Plus, he sometimes wants lab testing earlier than every go to, a further $111.
In 2026, the deductible for a “silver”-level plan on {the marketplace} will common $5,304 with out cost-sharing reductions, in response to an evaluation from KFF, a well being assume tank that features KFF Well being Information. For a “bronze”-level plan, it will likely be $7,476. An annual go to and a few preventive screenings, similar to a mammogram, can be coated freed from value to the affected person.
Furthermore, folks evaluating plan choiceswhether or not by way of their employer or {the marketplace}, ought to work out their annual out-of-pocket most, which nonetheless applies after the deductible is met, Huntley stated.
Garza’s household coverage requires him to pay 20% till he reaches $10,000, for instance.
Given Garza’s excessive blood sugar ranges, his physician prescribed a fast-acting type of insulin to take as wanted with meals, which prices a further $79 month-to-month.

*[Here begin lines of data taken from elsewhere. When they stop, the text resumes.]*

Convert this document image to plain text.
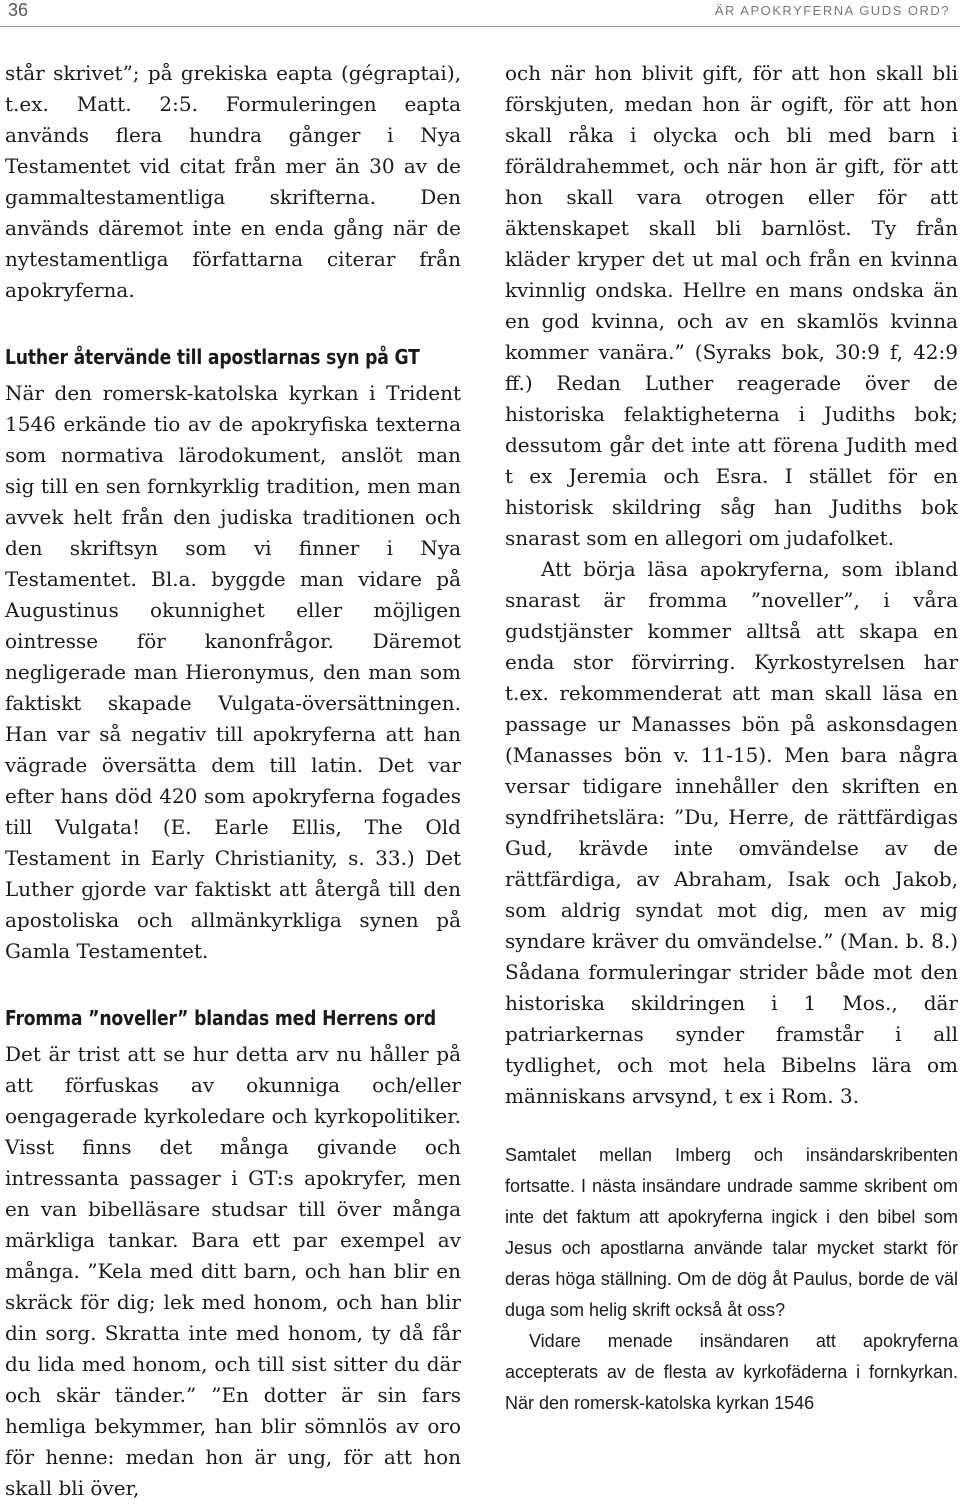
36	ÄR APOKRYFERNA GUDS ORD?

står skrivet”; på grekiska eapta (gégraptai), t.ex. Matt. 2:5. Formuleringen eapta används flera hundra gånger i Nya Testamentet vid citat från mer än 30 av de gammaltestamentliga skrifterna. Den används däremot inte en enda gång när de nytestamentliga författarna citerar från apokryferna.

Luther återvände till apostlarnas syn på GT

När den romersk-katolska kyrkan i Trident 1546 erkände tio av de apokryfiska texterna som normativa lärodokument, anslöt man sig till en sen fornkyrklig tradition, men man avvek helt från den judiska traditionen och den skriftsyn som vi finner i Nya Testamentet. Bl.a. byggde man vidare på Augustinus okunnighet eller möjligen ointresse för kanonfrågor. Däremot negligerade man Hieronymus, den man som faktiskt skapade Vulgata-översättningen. Han var så negativ till apokryferna att han vägrade översätta dem till latin. Det var efter hans död 420 som apokryferna fogades till Vulgata! (E. Earle Ellis, The Old Testament in Early Christianity, s. 33.) Det Luther gjorde var faktiskt att återgå till den apostoliska och allmänkyrkliga synen på Gamla Testamentet.

Fromma ”noveller” blandas med Herrens ord

Det är trist att se hur detta arv nu håller på att förfuskas av okunniga och/eller oengagerade kyrkoledare och kyrkopolitiker. Visst finns det många givande och intressanta passager i GT:s apokryfer, men en van bibelläsare studsar till över många märkliga tankar. Bara ett par exempel av många. ”Kela med ditt barn, och han blir en skräck för dig; lek med honom, och han blir din sorg. Skratta inte med honom, ty då får du lida med honom, och till sist sitter du där och skär tänder.” ”En dotter är sin fars hemliga bekymmer, han blir sömnlös av oro för henne: medan hon är ung, för att hon skall bli över,

och när hon blivit gift, för att hon skall bli förskjuten, medan hon är ogift, för att hon skall råka i olycka och bli med barn i föräldrahemmet, och när hon är gift, för att hon skall vara otrogen eller för att äktenskapet skall bli barnlöst. Ty från kläder kryper det ut mal och från en kvinna kvinnlig ondska. Hellre en mans ondska än en god kvinna, och av en skamlös kvinna kommer vanära.” (Syraks bok, 30:9 f, 42:9 ff.) Redan Luther reagerade över de historiska felaktigheterna i Judiths bok; dessutom går det inte att förena Judith med t ex Jeremia och Esra. I stället för en historisk skildring såg han Judiths bok snarast som en allegori om judafolket.

Att börja läsa apokryferna, som ibland snarast är fromma ”noveller”, i våra gudstjänster kommer alltså att skapa en enda stor förvirring. Kyrkostyrelsen har t.ex. rekommenderat att man skall läsa en passage ur Manasses bön på askonsdagen (Manasses bön v. 11-15). Men bara några versar tidigare innehåller den skriften en syndfrihetslära: ”Du, Herre, de rättfärdigas Gud, krävde inte omvändelse av de rättfärdiga, av Abraham, Isak och Jakob, som aldrig syndat mot dig, men av mig syndare kräver du omvändelse.” (Man. b. 8.) Sådana formuleringar strider både mot den historiska skildringen i 1 Mos., där patriarkernas synder framstår i all tydlighet, och mot hela Bibelns lära om människans arvsynd, t ex i Rom. 3.

Samtalet mellan Imberg och insändarskribenten fortsatte. I nästa insändare undrade samme skribent om inte det faktum att apokryferna ingick i den bibel som Jesus och apostlarna använde talar mycket starkt för deras höga ställning. Om de dög åt Paulus, borde de väl duga som helig skrift också åt oss?

Vidare menade insändaren att apokryferna accepterats av de flesta av kyrkofäderna i fornkyrkan. När den romersk-katolska kyrkan 1546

He deliberate to fill it in December, when he’s accountable for solely 20% of the associated fee after he has hit his deductible however not but reached his out-of-pocket most.
Garza likes his job regardless of its well being plan, saying he’s by no means missed a day of labor, even just lately when he had a abdomen bug. As of late 2025, he remained conflicted about whether or not to enroll in medical insurance when his firm’s enrollment interval rolls round in mid-2026.
He worries that dropping insurance coverage would place his household an excessive amount of in danger if a serious medical disaster struck. Nonetheless, he identified, he might then use the cash he now spends on month-to-month premiums to straight pay for care to higher handle his diabetes.
“I’m simply caught, to be sincere with you,” he stated.